The GOP now controls 37 seats in the state Senate. The party is expected to win a 38th seat after a special election in January, and that would hand it a super majority.
In the state House, the party has 119 seats. Independent Rusty Kidd of Milledgeville holds the 120th seat. He often votes with the GOP and may switch party affiliation.
Tom Crawford edits the Georgia Report. He says with more or less a supermajority in both houses, the GOP would be in a powerful position because:
“If the Republicans want to, they can usually pass any bill, any resolution, any constitutional amendment," he said. "Or if you want to look at it this way, they could also override a veto by the Governor.”
Republicans may resurrect a personhood bill from last session that would give fertilized eggs the same rights as a person.
The State GOP is closing in on supermajorities in both houses of the Legislature largely because of how redistricting works.
Following the 2010 census, the party redrew political districts last year and shored up the number of safe Republican seats.
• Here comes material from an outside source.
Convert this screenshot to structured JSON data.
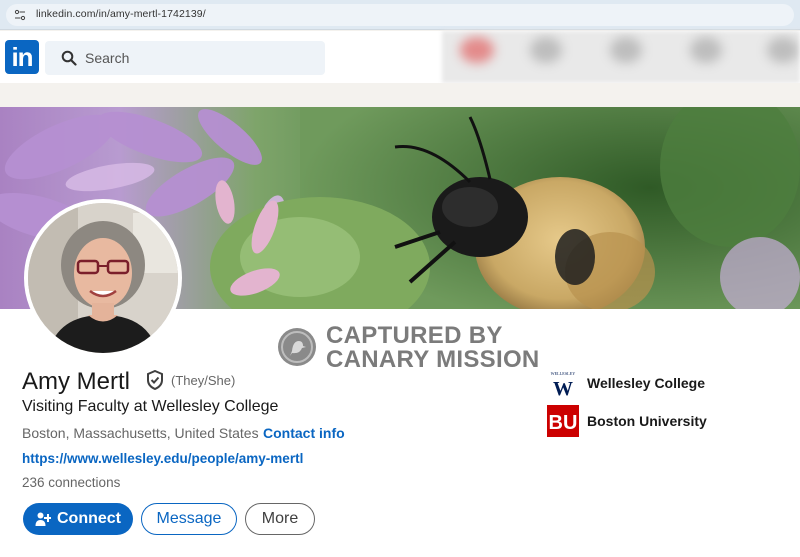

GOP officials said the Democrats did the same thing when they held the majority for decades.
Experts say gerrymandering by both parties has almost completely eliminated competitive races.
William Perry is with Common Cause Georgia. He says many incumbents face no opposition, assuring victory.
“For state level races, really the General Election in Georgia has become a formality," he said. "If you look at the state Senate where we have 56 districts across the state, there were 43 uncontested races.”
Perry says elected officials should hand over control of redistricting to nonpartisan community groups.